The federal district court in Seattle recently issued a pointed reminder on disqualification motions: move promptly or risk waiver.
Olson Kundig, Inc. v. 12th Avenue Iron, Inc., 2022 WL 14664715 (W.D. Wash. Oct. 25, 2022) (unpublished), involved patent and trademark claims between the plaintiff designer and the defendant manufacturer. The plaintiff’s law firm had done transactional work in the past for the defendant, but that work had concluded, and the defendant was a former client of the law firm.
When the law firm sent a termination letter on the plaintiff’s behalf in April of this year to the defendant, the defendant’s current lawyer suggested that the plaintiff’s law firm had a former client conflict. The plaintiff’s law firm disagreed, responding that the earlier work was unrelated. After that initial exchange, the plaintiff filed a lawsuit in June, the parties attempted mediation, and substantial motion practice followed. After losing the round of motions, the defendant filed a motion to disqualify the plaintiff’s law firm in late September, in which it raised the same arguments it had in April.

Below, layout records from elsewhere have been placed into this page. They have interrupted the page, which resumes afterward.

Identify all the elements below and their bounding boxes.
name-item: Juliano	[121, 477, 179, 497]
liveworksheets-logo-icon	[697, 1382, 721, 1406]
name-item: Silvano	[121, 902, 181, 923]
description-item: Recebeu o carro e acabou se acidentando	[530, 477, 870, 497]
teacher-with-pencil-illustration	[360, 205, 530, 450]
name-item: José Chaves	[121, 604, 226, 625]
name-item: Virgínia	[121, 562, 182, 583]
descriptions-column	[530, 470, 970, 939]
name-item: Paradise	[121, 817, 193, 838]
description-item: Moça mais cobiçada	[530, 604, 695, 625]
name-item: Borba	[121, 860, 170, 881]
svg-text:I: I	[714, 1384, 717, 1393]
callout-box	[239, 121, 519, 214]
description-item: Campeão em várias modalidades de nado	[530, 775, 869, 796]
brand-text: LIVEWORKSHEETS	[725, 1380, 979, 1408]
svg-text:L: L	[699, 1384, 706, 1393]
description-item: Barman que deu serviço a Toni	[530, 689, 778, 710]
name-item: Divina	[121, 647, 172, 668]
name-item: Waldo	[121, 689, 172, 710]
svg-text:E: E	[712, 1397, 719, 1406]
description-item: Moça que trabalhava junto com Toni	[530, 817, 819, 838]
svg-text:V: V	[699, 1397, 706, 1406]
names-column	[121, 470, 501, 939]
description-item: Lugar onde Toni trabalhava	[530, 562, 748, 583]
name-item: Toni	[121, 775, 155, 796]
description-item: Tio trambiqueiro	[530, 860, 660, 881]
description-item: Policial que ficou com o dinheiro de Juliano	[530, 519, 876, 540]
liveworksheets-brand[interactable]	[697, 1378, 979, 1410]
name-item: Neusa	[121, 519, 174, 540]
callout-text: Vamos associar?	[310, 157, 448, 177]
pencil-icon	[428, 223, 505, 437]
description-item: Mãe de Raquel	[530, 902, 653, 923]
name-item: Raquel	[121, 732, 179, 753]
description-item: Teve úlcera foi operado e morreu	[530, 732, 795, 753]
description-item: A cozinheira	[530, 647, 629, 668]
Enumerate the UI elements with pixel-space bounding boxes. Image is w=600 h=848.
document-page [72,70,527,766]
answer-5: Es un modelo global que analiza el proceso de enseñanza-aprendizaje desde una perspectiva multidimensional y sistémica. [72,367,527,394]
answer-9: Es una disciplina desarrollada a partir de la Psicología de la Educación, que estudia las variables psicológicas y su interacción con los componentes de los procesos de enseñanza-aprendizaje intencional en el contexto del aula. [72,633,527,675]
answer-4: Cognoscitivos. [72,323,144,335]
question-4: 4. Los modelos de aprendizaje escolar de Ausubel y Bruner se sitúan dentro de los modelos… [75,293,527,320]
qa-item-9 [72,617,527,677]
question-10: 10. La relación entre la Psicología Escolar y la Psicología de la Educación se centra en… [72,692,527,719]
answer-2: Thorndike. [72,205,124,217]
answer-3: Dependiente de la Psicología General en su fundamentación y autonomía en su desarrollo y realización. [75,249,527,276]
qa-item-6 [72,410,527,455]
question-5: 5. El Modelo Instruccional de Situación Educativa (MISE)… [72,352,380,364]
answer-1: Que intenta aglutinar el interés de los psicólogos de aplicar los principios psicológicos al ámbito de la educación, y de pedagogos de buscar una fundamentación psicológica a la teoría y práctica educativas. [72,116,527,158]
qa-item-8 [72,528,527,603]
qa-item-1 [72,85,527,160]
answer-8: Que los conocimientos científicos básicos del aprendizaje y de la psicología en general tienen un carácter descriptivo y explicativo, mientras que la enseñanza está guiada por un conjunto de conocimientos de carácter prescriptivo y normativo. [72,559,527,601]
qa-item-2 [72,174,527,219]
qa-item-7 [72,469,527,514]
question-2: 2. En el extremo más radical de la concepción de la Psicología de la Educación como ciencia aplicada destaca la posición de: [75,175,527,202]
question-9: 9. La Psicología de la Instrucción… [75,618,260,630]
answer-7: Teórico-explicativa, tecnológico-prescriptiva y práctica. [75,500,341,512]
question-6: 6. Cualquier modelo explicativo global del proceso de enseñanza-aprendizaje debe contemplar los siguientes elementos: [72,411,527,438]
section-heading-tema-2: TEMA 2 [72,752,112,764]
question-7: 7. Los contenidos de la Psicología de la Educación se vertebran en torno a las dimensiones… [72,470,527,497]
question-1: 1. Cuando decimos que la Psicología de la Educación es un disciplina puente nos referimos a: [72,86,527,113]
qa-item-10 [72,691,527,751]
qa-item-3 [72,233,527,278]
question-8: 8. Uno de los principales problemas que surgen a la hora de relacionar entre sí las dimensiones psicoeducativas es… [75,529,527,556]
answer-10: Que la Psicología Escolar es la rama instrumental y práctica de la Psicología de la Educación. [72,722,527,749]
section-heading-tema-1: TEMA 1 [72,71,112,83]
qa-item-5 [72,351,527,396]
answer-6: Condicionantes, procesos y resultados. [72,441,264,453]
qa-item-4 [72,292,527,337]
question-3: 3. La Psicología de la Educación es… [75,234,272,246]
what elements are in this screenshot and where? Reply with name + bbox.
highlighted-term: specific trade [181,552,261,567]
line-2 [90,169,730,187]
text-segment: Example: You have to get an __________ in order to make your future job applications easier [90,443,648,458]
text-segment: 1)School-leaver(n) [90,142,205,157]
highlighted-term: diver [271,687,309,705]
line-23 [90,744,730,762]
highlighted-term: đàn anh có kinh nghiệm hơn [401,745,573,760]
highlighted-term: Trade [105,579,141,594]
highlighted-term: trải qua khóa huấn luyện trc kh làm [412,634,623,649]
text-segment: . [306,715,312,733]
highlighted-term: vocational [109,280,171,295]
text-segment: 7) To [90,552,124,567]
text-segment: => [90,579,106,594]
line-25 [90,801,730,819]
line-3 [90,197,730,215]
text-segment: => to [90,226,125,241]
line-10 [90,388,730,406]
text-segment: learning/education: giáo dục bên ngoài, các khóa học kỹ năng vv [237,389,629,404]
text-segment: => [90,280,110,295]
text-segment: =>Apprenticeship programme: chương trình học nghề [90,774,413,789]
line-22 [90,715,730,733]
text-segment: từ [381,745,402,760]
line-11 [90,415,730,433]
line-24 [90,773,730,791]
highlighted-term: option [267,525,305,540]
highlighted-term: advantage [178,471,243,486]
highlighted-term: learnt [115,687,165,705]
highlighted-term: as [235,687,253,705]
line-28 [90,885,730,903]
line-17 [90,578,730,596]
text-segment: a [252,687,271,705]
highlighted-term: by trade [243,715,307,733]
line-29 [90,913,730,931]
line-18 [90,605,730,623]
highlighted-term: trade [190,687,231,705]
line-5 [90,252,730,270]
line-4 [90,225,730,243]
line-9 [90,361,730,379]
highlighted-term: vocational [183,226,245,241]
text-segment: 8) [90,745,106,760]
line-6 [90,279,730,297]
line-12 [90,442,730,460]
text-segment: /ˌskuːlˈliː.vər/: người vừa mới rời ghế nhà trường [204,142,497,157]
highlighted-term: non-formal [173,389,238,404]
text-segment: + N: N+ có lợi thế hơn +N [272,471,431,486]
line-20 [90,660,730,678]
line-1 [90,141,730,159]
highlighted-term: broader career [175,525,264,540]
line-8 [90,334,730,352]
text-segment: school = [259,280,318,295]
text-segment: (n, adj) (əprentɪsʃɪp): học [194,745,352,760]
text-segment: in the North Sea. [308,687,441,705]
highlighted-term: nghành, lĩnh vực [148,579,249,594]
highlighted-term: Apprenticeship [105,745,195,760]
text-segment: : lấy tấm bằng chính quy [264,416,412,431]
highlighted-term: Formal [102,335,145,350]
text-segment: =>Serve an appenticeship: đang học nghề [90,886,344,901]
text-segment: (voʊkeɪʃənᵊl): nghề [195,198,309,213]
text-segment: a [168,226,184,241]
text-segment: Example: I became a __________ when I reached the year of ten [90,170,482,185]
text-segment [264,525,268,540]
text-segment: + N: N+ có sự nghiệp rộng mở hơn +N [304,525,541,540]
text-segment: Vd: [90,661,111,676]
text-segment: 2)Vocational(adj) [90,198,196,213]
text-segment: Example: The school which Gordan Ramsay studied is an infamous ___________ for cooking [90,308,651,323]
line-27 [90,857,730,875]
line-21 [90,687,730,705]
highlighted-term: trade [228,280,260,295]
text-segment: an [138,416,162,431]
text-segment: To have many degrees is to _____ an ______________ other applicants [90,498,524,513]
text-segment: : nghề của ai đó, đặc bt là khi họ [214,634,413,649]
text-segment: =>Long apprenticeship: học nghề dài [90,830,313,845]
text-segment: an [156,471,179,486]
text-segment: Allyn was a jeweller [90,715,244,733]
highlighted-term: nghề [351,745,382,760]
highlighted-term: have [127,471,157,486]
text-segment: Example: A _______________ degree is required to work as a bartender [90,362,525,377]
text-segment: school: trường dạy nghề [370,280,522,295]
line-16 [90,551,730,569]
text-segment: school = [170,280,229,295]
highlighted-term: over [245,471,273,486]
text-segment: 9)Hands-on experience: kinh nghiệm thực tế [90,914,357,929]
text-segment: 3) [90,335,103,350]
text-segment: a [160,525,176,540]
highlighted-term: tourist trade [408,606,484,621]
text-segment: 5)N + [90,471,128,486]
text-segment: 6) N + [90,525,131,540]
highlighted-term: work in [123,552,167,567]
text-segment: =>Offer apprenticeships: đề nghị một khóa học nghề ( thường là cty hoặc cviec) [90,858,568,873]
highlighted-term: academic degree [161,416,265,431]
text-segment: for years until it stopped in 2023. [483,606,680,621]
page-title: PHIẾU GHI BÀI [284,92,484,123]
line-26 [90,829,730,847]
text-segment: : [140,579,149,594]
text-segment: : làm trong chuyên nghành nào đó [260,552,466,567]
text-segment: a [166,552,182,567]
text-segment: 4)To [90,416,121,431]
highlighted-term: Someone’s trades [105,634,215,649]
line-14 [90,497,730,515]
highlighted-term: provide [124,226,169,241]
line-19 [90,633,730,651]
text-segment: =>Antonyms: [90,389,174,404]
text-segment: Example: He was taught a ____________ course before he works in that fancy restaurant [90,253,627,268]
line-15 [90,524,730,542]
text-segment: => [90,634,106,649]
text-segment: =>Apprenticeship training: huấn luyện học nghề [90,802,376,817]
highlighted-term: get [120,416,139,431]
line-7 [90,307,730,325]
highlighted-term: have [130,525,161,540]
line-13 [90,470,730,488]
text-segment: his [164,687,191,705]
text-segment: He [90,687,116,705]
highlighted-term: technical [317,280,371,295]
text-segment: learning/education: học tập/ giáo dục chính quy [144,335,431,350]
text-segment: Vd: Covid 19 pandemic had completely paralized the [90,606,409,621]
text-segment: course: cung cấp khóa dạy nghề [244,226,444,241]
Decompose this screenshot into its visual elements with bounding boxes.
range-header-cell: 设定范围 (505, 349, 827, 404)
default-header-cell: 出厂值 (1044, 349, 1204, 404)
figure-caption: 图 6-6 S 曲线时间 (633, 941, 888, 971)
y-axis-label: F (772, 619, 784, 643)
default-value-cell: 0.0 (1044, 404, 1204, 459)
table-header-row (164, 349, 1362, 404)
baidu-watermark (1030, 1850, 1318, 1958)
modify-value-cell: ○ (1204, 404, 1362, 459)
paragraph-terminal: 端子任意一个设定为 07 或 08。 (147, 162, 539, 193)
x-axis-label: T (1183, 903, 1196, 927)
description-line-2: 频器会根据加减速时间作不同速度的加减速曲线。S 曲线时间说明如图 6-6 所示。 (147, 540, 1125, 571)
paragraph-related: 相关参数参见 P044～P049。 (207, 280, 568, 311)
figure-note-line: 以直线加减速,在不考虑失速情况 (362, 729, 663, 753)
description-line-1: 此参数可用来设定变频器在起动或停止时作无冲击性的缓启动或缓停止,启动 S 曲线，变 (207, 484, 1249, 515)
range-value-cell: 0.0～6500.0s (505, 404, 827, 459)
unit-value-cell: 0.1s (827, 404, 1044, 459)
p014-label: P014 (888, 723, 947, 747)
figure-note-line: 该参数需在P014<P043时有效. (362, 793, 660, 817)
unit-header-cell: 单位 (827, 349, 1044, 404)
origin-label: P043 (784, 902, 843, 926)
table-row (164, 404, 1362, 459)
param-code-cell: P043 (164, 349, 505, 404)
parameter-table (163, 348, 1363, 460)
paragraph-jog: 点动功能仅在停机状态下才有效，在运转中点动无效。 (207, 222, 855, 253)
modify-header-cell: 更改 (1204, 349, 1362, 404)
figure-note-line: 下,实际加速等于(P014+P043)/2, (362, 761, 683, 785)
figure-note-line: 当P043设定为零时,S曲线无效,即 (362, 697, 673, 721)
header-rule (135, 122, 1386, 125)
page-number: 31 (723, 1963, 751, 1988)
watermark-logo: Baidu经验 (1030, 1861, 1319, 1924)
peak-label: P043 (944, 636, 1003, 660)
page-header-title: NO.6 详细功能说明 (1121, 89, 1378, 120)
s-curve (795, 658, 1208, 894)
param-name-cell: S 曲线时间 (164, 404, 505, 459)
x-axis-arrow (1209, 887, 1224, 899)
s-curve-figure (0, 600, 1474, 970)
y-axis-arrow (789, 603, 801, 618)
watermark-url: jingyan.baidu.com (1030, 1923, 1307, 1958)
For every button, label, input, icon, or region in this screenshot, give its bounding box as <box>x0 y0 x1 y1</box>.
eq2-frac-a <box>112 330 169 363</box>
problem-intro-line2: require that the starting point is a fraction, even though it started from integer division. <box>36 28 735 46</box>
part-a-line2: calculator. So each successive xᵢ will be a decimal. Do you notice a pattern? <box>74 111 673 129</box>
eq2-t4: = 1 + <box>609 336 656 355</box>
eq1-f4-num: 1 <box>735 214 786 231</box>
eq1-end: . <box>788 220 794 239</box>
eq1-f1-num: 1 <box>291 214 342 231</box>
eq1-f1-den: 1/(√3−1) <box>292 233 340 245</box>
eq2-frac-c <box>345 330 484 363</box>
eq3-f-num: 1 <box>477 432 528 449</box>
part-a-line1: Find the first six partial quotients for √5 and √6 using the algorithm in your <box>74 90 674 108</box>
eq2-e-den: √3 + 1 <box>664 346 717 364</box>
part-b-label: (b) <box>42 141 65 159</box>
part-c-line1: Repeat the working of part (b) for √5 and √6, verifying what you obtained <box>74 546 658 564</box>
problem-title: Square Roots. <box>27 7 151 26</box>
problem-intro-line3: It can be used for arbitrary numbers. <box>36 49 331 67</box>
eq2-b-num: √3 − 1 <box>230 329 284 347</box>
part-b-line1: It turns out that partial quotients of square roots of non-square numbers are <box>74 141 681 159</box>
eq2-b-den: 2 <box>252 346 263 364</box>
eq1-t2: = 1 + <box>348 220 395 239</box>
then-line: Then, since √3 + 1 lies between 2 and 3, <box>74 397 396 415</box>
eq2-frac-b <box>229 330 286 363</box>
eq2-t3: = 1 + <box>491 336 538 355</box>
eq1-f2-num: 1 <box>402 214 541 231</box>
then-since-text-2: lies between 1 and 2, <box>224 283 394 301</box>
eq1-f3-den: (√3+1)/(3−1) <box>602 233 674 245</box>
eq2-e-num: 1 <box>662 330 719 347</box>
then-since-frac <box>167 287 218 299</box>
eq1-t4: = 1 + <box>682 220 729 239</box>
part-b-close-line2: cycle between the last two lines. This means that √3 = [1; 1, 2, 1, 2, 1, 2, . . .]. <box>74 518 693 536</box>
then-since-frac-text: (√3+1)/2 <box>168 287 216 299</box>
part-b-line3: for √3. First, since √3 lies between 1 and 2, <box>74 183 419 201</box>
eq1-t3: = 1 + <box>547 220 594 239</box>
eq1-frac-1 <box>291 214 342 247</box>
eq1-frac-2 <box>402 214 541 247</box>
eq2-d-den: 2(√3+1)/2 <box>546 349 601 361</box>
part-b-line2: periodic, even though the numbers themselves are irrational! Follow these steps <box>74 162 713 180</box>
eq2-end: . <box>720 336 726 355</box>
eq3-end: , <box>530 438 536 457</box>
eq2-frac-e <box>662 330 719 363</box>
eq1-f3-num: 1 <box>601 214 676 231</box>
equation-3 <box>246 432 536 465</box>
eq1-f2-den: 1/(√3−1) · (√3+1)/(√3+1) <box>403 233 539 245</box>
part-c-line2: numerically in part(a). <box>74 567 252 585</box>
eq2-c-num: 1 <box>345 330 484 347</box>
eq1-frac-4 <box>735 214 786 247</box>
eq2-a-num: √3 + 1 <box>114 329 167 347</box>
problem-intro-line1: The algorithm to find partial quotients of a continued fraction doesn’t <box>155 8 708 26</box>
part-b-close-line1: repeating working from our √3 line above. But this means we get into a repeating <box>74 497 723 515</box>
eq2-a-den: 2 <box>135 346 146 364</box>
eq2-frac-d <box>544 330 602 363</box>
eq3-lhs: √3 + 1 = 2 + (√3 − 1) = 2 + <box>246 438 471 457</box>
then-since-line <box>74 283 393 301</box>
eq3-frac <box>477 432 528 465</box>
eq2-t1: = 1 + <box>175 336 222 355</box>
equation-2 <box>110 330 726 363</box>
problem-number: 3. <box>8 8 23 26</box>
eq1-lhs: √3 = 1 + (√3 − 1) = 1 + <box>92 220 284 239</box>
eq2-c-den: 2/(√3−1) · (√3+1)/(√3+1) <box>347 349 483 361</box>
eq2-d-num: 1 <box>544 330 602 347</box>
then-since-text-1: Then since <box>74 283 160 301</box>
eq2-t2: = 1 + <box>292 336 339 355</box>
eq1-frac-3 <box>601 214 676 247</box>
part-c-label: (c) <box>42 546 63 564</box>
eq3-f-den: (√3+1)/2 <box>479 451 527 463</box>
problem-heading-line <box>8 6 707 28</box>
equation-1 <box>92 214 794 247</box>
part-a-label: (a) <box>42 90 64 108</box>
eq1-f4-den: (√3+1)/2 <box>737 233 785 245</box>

The plaintiff’s law firm again contended that the work that it had done for the defendant was unrelated to the present dispute and, therefore, no former client conflict existed under Washington RPC 1.9. The law firm also argued that the defendant had waived its right to seek disqualification by not timely raising the issue with the court. The court agreed that the defendant had waived its motion through delay and, as a result, never reached the merits.
The court summarized its view:
During the five months between May 6 and September 22, the parties negotiated through counsel, participated in a mediation through counsel, held a Federal Rule of Civil Procedure 26(f) conference between counsel, and fully briefed motions for preliminary injunction and to dismiss. … Indeed, as … [the plaintiff] … points out, … [the defendant] … did not move to disqualify until after mediation failed and the court granted … [the plaintiff’s] … motion for a preliminary injunction. … In this context, the court finds the disqualification motion to be a thinly veiled litigation tactic. Id. at *3.
Although there is no uniform standard for waiver in the disqualification context, Olson Kundig illustrates that seeking disqualification sooner is generally better than later.